Deux lévriers d'Écosse aux yeux mélancoliques

Chassent, quand il lui plaît, les bêtes symboliques

Dans la forêt du Rêve et de l'Enchantement.

Son page favori, qui s'appelle Naguère,

Lui lit d'ensorcelants poèmes à mi-voix,

Cependant qu'immobile, une tulipe aux doigts,

Elle écoute mourir en elle leur mystère...

Le parc alentour d'elle étend ses frondaisons,

Ses marbres, ses bassins, ses rampes à balustres ;

Et, grave, elle s'enivre à ces songes illustres

Que recèlent pour nous les nobles horizons.

Elle est là résignée, et douce, et sans surprise,

Sachant trop pour lutter comme tout est fatal,

Et se sentant, malgré quelque dédain natal,

Sensible à la pitié comme l'onde à la brise.

Elle est là résignée, et douce en ses sanglots,

Plus sombre seulement quand elle évoque en songe

Quelque Armada sombrée à l'éternel mensonge,

Et tant de beaux espoirs endormis sous les flots.

Des soirs trop lourds de pourpre où sa fierté soupire,

Les portraits de Van Dyck aux beaux doigts longs et purs,

Pâles en velours noir sur l'or vieilli des murs,

En leurs grands airs défunts la font rêver d'empire.

Les vieux mirages d'or ont dissipé son deuil,

Et, dans les visions où son ennui s'échappe,

Soudain — gloire ou soleil — un rayon qui la frappe

Allume en elle tous les rubis de l'orgueil.

Mais d'un sourire triste elle apaise ces fièvres ;

Et, redoutant la foule aux tumultes de fer,

Elle écoute la vie — au loin — comme la mer...

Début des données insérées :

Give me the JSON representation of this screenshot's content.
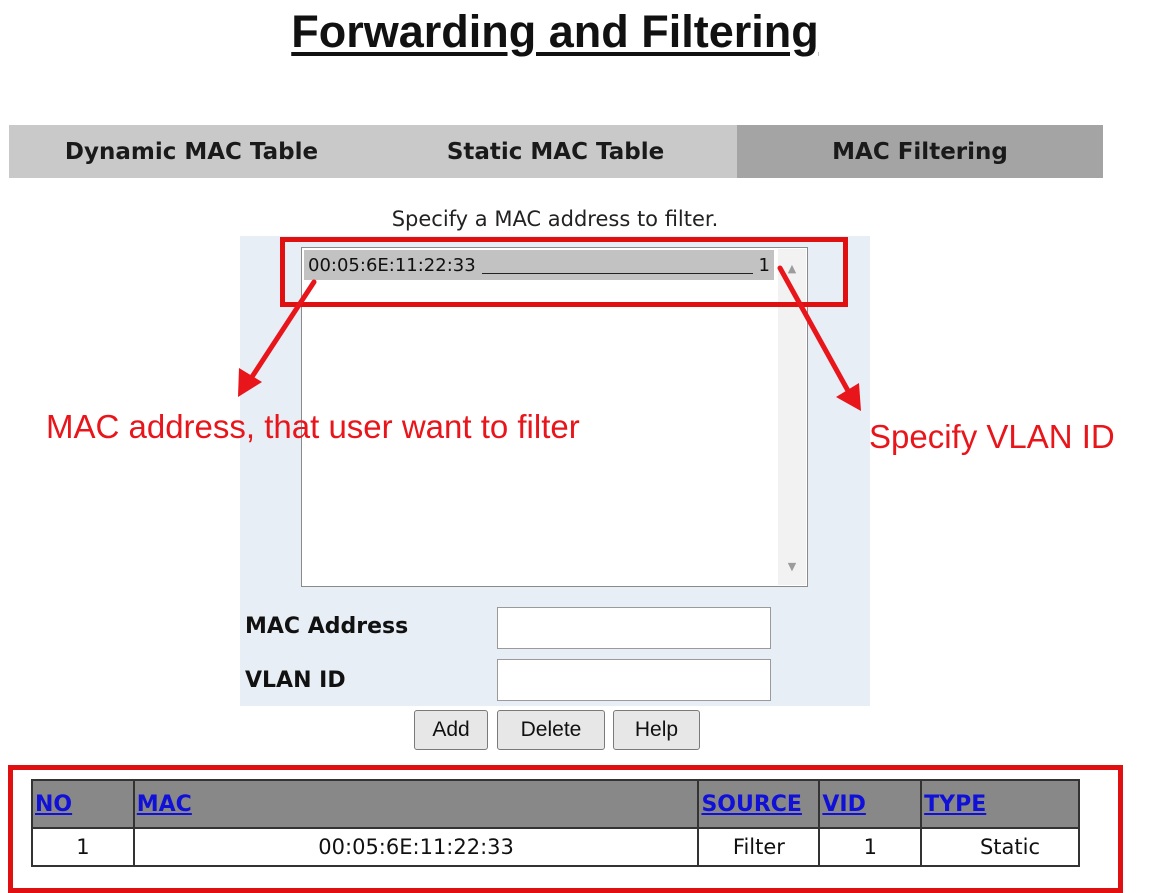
{
  "page": {
    "title": "Forwarding and Filtering"
  },
  "tabs": [
    {
      "label": "Dynamic MAC Table"
    },
    {
      "label": "Static MAC Table"
    },
    {
      "label": "MAC Filtering",
      "active": true
    }
  ],
  "filter_panel": {
    "instruction": "Specify a MAC address to filter.",
    "list_entries": [
      {
        "mac": "00:05:6E:11:22:33",
        "vlan": "1"
      }
    ],
    "mac_address_label": "MAC Address",
    "mac_address_value": "",
    "vlan_id_label": "VLAN ID",
    "vlan_id_value": ""
  },
  "buttons": {
    "add": "Add",
    "delete": "Delete",
    "help": "Help"
  },
  "annotations": {
    "mac_note": "MAC address, that user want to filter",
    "vlan_note": "Specify VLAN ID",
    "color": "#e8151b"
  },
  "table": {
    "headers": [
      "NO",
      "MAC",
      "SOURCE",
      "VID",
      "TYPE"
    ],
    "rows": [
      [
        "1",
        "00:05:6E:11:22:33",
        "Filter",
        "1",
        "Static"
      ]
    ]
  },
  "colors": {
    "tabbar": "#c9c9c9",
    "active_tab": "#a4a4a4",
    "header_link": "#1010d8",
    "table_header": "#888888",
    "panel": "#e8eef6"
  },
  "icons": {
    "scroll_up": "scroll-up-arrow-icon",
    "scroll_down": "scroll-down-arrow-icon"
  }
}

Et le secret se lait plus profond sur ses lèvres.

Rien n'émeut d'un frisson l'eau pâle de ses yeux,

Où s'est assis l'Esprit voilé des Villes mortes ;

Et par les salles, où sans bruit tournent les portes,

Elle va, s'enchantant de mots mystérieux.

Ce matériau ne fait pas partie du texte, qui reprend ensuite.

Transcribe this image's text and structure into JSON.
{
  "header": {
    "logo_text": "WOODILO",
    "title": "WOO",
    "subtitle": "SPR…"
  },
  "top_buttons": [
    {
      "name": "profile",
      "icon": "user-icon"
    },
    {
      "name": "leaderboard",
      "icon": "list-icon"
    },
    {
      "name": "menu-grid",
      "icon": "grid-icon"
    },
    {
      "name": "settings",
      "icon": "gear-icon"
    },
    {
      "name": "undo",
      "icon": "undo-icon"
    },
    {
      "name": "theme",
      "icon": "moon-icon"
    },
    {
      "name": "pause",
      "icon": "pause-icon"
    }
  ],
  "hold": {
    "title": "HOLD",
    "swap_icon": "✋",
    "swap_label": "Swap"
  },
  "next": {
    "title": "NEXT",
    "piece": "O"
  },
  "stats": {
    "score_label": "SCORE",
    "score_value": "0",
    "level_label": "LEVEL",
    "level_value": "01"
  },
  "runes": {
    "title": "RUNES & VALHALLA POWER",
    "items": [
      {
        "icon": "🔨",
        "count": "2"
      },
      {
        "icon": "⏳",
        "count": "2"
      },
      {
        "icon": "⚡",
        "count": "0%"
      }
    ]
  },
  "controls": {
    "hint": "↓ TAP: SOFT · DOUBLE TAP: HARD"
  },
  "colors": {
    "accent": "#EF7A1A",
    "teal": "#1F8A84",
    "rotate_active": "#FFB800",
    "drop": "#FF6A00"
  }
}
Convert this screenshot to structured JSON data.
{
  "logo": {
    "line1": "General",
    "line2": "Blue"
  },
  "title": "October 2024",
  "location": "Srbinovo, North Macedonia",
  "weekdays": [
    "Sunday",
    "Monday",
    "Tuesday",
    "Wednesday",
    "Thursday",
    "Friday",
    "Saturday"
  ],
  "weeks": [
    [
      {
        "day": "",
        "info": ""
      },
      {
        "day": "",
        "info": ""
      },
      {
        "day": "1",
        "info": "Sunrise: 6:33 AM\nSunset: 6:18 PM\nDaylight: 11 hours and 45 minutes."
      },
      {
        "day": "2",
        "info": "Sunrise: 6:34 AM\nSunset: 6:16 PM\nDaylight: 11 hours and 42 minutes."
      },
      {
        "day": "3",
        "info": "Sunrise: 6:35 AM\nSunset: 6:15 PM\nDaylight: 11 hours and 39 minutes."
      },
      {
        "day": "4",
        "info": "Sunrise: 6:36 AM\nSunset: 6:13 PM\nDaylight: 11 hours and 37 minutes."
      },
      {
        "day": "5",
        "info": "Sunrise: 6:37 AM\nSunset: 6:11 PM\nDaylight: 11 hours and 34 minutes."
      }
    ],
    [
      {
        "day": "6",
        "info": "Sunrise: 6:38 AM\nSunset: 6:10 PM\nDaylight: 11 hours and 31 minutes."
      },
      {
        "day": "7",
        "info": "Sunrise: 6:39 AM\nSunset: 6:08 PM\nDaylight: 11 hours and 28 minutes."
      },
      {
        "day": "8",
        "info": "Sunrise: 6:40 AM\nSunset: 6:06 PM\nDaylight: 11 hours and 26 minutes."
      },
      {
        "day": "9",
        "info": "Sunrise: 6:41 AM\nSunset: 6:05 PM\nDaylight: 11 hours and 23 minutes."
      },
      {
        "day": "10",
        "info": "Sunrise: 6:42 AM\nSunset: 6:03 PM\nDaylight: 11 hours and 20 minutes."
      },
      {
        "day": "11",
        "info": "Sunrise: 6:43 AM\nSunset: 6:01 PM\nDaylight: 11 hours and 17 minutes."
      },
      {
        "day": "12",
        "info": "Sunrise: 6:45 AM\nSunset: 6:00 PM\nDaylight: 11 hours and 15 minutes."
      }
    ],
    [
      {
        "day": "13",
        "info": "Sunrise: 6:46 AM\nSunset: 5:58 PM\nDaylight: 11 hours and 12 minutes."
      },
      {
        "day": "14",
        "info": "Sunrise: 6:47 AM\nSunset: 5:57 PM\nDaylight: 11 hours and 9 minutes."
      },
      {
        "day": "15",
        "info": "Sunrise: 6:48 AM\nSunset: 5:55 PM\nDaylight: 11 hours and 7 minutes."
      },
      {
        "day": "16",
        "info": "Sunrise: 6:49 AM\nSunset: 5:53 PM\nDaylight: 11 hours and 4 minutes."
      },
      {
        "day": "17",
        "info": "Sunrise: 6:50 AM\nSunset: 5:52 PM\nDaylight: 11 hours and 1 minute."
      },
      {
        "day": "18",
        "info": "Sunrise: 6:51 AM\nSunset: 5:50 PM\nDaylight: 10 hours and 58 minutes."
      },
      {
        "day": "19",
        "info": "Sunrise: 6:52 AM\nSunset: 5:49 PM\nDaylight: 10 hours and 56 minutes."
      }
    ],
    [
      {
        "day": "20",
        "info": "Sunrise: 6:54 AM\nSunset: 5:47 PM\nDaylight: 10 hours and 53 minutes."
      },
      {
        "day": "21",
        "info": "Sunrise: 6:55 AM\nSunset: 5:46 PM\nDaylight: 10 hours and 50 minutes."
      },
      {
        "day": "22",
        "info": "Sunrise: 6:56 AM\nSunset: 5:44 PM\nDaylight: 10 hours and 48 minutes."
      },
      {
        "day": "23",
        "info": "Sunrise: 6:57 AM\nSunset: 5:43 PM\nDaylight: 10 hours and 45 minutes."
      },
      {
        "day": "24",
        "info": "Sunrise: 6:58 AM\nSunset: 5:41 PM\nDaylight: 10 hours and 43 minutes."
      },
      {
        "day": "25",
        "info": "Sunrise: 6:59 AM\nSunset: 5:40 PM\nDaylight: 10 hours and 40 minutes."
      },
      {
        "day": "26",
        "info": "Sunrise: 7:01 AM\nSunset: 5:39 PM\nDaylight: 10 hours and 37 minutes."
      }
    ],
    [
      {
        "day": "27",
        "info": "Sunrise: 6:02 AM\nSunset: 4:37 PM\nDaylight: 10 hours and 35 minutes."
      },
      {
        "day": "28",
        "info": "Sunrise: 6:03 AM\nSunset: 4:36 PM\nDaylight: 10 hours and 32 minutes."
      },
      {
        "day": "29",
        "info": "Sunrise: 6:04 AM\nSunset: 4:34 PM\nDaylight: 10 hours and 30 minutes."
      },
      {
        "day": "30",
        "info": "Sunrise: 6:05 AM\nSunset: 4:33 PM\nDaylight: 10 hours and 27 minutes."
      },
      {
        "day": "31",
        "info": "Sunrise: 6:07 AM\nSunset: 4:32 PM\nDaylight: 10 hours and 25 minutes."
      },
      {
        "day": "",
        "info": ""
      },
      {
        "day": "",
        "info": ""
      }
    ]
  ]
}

L'eau vaine des jets d'eau là-bas tombe en cascade,

Et, pâle à la croisée, une tulipe aux doigts,

Elle est là, reflétée aux miroirs d'autrefois,

Ainsi qu'une galère oubliée en la rade.

Mon Âme est une infante en robe de parade.


Vision


Musique - encens - parfums..., poisons..., littérature !...

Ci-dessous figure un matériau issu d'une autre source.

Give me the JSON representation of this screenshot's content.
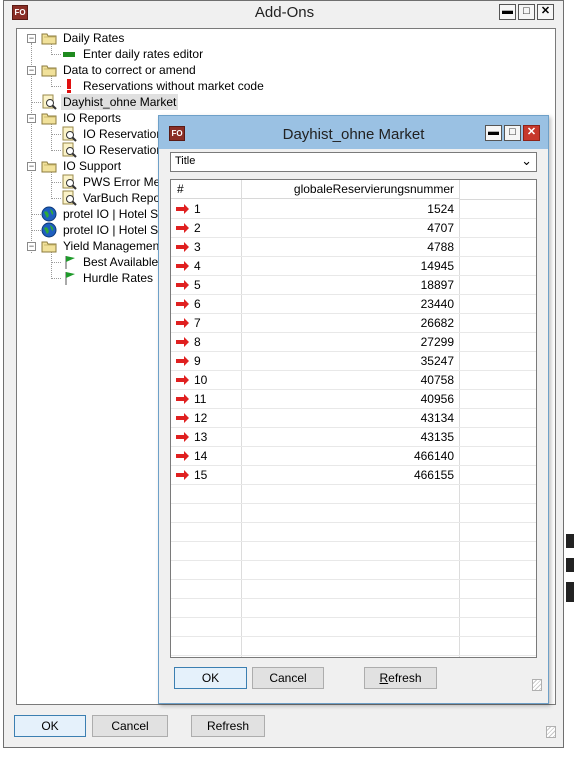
{
  "main_window": {
    "title": "Add-Ons",
    "controls": {
      "minimize": "▬",
      "maximize": "□",
      "close": "✕"
    },
    "app_icon_text": "FO"
  },
  "tree": {
    "items": [
      {
        "label": "Daily Rates",
        "type": "folder",
        "level": 0,
        "expanded": true
      },
      {
        "label": "Enter daily rates editor",
        "type": "green-arrow",
        "level": 1
      },
      {
        "label": "Data to correct or amend",
        "type": "folder",
        "level": 0,
        "expanded": true
      },
      {
        "label": "Reservations without market code",
        "type": "exclamation",
        "level": 1
      },
      {
        "label": "Dayhist_ohne Market",
        "type": "report",
        "level": 0,
        "selected": true
      },
      {
        "label": "IO Reports",
        "type": "folder",
        "level": 0,
        "expanded": true
      },
      {
        "label": "IO Reservation F",
        "type": "report",
        "level": 1
      },
      {
        "label": "IO Reservation P",
        "type": "report",
        "level": 1
      },
      {
        "label": "IO Support",
        "type": "folder",
        "level": 0,
        "expanded": true
      },
      {
        "label": "PWS Error Messa",
        "type": "report",
        "level": 1
      },
      {
        "label": "VarBuch Report",
        "type": "report",
        "level": 1
      },
      {
        "label": "protel IO | Hotel Statu",
        "type": "globe",
        "level": 0
      },
      {
        "label": "protel IO | Hotel Statu",
        "type": "globe",
        "level": 0
      },
      {
        "label": "Yield Management",
        "type": "folder",
        "level": 0,
        "expanded": true
      },
      {
        "label": "Best Available Ra",
        "type": "flag",
        "level": 1
      },
      {
        "label": "Hurdle Rates",
        "type": "flag",
        "level": 1
      }
    ]
  },
  "main_buttons": {
    "ok": "OK",
    "cancel": "Cancel",
    "refresh": "Refresh"
  },
  "dialog": {
    "title": "Dayhist_ohne Market",
    "app_icon_text": "FO",
    "controls": {
      "minimize": "▬",
      "maximize": "□",
      "close": "✕"
    },
    "combo_value": "Title",
    "combo_arrow": "⌄",
    "grid": {
      "columns": [
        "#",
        "globaleReservierungsnummer"
      ],
      "rows": [
        {
          "n": "1",
          "value": "1524"
        },
        {
          "n": "2",
          "value": "4707"
        },
        {
          "n": "3",
          "value": "4788"
        },
        {
          "n": "4",
          "value": "14945"
        },
        {
          "n": "5",
          "value": "18897"
        },
        {
          "n": "6",
          "value": "23440"
        },
        {
          "n": "7",
          "value": "26682"
        },
        {
          "n": "8",
          "value": "27299"
        },
        {
          "n": "9",
          "value": "35247"
        },
        {
          "n": "10",
          "value": "40758"
        },
        {
          "n": "11",
          "value": "40956"
        },
        {
          "n": "12",
          "value": "43134"
        },
        {
          "n": "13",
          "value": "43135"
        },
        {
          "n": "14",
          "value": "466140"
        },
        {
          "n": "15",
          "value": "466155"
        }
      ]
    },
    "buttons": {
      "ok": "OK",
      "cancel": "Cancel",
      "refresh": "Refresh",
      "refresh_mnemonic": "R"
    }
  },
  "colors": {
    "dialog_titlebar": "#9ac1e3",
    "close_button": "#c7382c",
    "row_arrow": "#e02020",
    "selection": "#e0e0e0"
  }
}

Les fleurs vibrent dans les jardins effervescents ;

Et l'Androgyne aux grands yeux verts phosphorescents

Fleurit au charnier d'or d'un monde en pourriture.


Aux apostats du Sexe, elle apporte en pâture,

Sous sa robe d'or vert aux joyaux bruissants,

Sa chair de vierge acide et ses spasmes grinçants

Et sa volupté maigre aiguisée en torture.


L'archet mord jusqu'au sang l'âme des violons,

L'art qui râle agité d'hystériques frissons

En la sentant venir a redressé l'échine...


Le stigmate ardent brûle aux fronts hallucinés.

Gloire aux sens ! Hosanna sur les nerfs forcenés.

L'Antéchrist de la chair visite les damnés...


Voici, voici venir les temps de l'Androgyne.